Ake, for instance, argued that if Africa didn’t become Socialist, it would become a case study in barbarism. Few would argue that such is not exactly what is happening across much of Africa today. Similarly, few would disagree that Gunder Frank’s application of lumpen bourgeoisie hasn’t said everything, much less in Latin America and more in Africa, if we take Professor Segun Osoba’s elaboration in his “The Deepening Crisis of the Nigerian National Bourgeoisie” published the same year that Ake published his. Today, at least in much of the university system in Nigeria, these texts are not part of the reading lists in any systematic sense. Tragically, it is not out of ideologically informed preference for the alternative texts but just a manifestation of the confusion enveloping the system. Neither the key actors in the system nor the students are aware of these texts and the benefits they embody in terms of even their own ability to cope with the modern world.

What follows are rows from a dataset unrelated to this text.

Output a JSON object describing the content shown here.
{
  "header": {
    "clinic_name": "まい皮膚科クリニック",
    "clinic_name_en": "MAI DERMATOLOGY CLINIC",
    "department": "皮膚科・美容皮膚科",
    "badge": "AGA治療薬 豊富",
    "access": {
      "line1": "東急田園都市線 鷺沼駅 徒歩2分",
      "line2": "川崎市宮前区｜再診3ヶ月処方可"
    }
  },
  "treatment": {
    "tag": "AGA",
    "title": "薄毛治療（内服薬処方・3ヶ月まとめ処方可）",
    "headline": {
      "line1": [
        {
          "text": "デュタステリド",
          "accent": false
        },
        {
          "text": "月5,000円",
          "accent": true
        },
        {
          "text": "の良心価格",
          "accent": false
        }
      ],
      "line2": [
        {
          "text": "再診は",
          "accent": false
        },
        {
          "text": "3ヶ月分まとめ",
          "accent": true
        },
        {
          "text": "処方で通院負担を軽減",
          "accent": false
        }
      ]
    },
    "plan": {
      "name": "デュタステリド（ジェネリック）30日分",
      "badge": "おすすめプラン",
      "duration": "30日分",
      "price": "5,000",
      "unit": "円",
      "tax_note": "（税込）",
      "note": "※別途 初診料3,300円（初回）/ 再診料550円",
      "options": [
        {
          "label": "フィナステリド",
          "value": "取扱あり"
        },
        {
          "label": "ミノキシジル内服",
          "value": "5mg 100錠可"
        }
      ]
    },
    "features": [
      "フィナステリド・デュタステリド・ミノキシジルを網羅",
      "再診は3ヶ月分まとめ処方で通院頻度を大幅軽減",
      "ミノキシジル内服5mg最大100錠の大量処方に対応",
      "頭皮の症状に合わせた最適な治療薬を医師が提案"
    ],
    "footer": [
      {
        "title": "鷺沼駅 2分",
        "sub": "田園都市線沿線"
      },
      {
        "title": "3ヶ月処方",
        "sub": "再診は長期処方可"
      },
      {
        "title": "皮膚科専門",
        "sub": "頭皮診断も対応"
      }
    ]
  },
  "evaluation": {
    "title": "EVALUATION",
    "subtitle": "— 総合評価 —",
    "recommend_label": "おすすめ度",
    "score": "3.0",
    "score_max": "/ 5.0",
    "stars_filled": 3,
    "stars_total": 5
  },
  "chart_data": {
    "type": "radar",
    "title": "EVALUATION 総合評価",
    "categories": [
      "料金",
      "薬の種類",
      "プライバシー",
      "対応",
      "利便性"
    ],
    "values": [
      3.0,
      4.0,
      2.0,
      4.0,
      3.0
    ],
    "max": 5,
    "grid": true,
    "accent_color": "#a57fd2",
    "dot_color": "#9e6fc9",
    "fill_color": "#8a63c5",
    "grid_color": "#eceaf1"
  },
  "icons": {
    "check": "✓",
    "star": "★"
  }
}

The lines of argument that each of these thinkers pushed are being developed by other thinkers after them, either in agreement or in disagreement but from the radical imagination. So, they are not leaving without their own replacement. Whether the successors will develop frames with mobilizing appeals as theirs is what remains to be seen. David Harvey, the Marxist geographer is doing very well on all counts, with his focus on neoliberalism. Robert Cox is quite old now but Professor Ken Booth is offering his notion of Emancipation although, a lot will depend on how the objections of his critics such as Prof Mohammed Ayoob will be settled. Ayoob has struck a chord in arguing that ‘Third World’ states cannot give up the state because they do not have alternative structures that can negotiate any concessions from global capitalism for them if they do that. That is, unlike the United States, for instance, whose multinational corporations can play the role of the American State, no ‘Third World’ countries have that capability. Michael Hardt and Antonio Negri and their theory of Empire which is also the title of their book has not struck that chord yet. Unless something drastic happens that will provide such a powerful empirical evidence, many people are uncomfortable with the notion that traditional imperialism has passed away in favour of deterritorialised apparatuses of rule. A Latin American reviewer of the 2000 book calls the idea of deterritorialised apparatuses of rule ‘imperialism without home address”.
What the world is witnessing is the passing away of members of that generation and constituency who were born in the 1930s. Andre Gunder Frank was born in 1929, Wallerstein in 1930 and Amin in 1931. Ake was born in 1939 and would be 80 this year if he did not die in an air crash. It is only Rodney who did not belong in generational terms. At 77, Ayoob is still teaching, a tenured professor in the US system.